A Dieu ne plaise que nous songions un instant à excuser ces intempérances de la presse ionienne ! Il n’y a rien là, après tout, qui doive étonner les habitués de la presse anglaise ; nous voulons seulement remarquer que les réformes de lord Seaton, quelque excessives qu’elles paraissent au Quarterly Review de 1852, n’ont pas, encore un coup, changé l’état de la question. Le traité du 5 novembre 1815 n’a reconnu à l’Angleterre dans les Iles-Ioniennes que le droit de protectorat ; mais il a dit aussi (art. 3) que « les états unis des Iles-Ioniennes régleraient, avec l’approbation de la puissance protectrice, leur organisation intérieure. » C’est ce règlement d’organisation intérieure, c’est-à-dire la constitution de sir Thomas Maitland en 1817, qui a changé le protectorat anglais en souveraineté, en attribuant au gouvernement anglais le droit d’approuver ou de rejeter les lois votées par l’assemblée législative ionienne, en attribuant au lord haut-commissaire le droit de valider ou d’invalider les actes du sénat exécutif.

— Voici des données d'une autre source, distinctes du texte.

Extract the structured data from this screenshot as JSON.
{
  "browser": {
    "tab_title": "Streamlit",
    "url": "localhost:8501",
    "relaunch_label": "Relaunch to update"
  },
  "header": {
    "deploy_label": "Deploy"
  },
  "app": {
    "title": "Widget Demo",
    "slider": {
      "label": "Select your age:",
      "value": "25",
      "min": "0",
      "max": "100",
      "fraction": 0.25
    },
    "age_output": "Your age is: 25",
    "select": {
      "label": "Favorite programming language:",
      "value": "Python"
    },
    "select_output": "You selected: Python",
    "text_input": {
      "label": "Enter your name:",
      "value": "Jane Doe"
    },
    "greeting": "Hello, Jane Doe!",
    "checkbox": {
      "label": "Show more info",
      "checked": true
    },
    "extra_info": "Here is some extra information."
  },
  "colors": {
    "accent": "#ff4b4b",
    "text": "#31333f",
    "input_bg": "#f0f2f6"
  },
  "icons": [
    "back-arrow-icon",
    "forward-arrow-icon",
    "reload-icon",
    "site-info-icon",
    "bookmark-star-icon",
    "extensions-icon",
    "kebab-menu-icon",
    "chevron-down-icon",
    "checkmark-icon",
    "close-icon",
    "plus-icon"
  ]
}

C’est ce jour-là seulement que les Iles-Ioniennes ont abdiqué l’autonomie que le traité de 1815 leur avait conservée. Or ce qu’elles ont abdiqué par un acte de leur volonté législative, elles peuvent évidemment le reprendre par un autre acte de leur volonté législative. Elles ont pour défaire le même droit qu’elles ont eu pour faire. Elles ont réglé, avec l’approbation de la puissance protectrice, leur organisation d’une certaine manière ; elles peuvent, avec la même approbation, la régler d’une autre manière ; elles peuvent redemander leur autonomie, de même qu’elles ont pu la céder. Cependant nous ne voyons ni dans les réformes de lord Seaton, ni dans les propositions de M. Gladstone, rien qui touche à cette restauration de l’autonomie des Iles-Ioniennes. Le droit

  1. θηριωδία καὶ δολιότης.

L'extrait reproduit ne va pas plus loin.